Google does a frighteningly good job of finding all the stuff you add to your site, but even it will miss some of the darker corners of your online properties. The best way to ensure that the pages you WANT to have crawled are indeed crawled is via a Google Sitemap.
There are lots of solutions to this – you can roll your own, use external crawlers, and install standalone scripts that will do this for you. If you’re using the Drupal platform, there are a number of projects out there you can use. One of the easiest to set up is (logically) called XML Sitemap. Installation is a quick thing:
- Add it to your site by either downloading it and dropping it into your /sites/all/modules folder, or use Drush and simply issue: drush dl xmlsitemap
- Enable at least the following two submodules – XML Sitemap and XML Sitemap Node. This is done either via the Modules section in your browser, or via Drush at the commandline: drush en -y xmlsitemap xmlsitemap_node
- By default it will only include your site root. Now, go to Structure->Content Types and open any content types you want to include. Click the edit link, and navigate to the XML Sitemap section of that content type. Change Disabled to Enabled to include it, and give it a priority based on how often you will be updating it.
- Once completed, create your sitemap by visiting http://example.com/admin/config/search/xmlsitemap.
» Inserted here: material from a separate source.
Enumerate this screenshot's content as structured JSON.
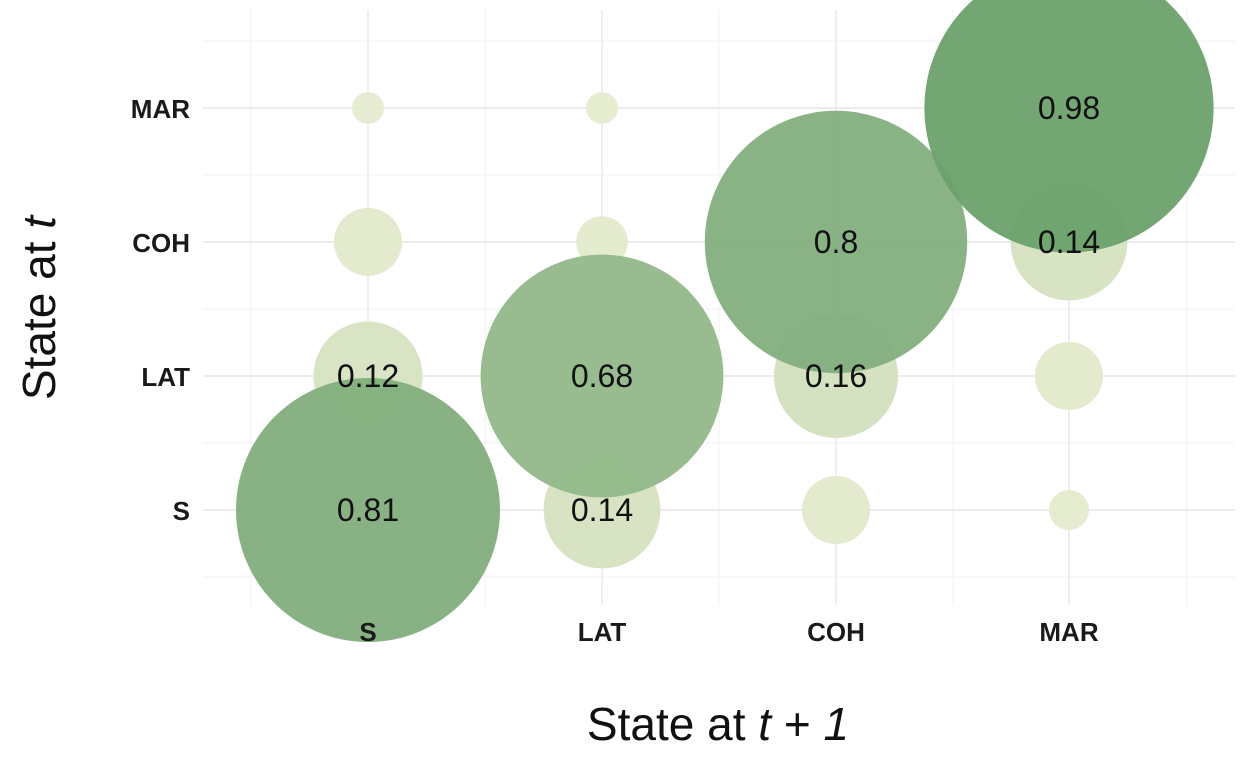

- Your sitemap will then be available at http://example.com/sitemap.xml
You can then submit it via Webmaster Tools, and can keep it up to date by resubmitting when updates are made by enabling the XML Sitemap Engines module (drush en xmlsitemap_engines). In the configuration for this module, you can choose to resubmit to Google and/or Bing when updates are made to any of your Sitemap content (you’ll want to make sure your site is already registered with them).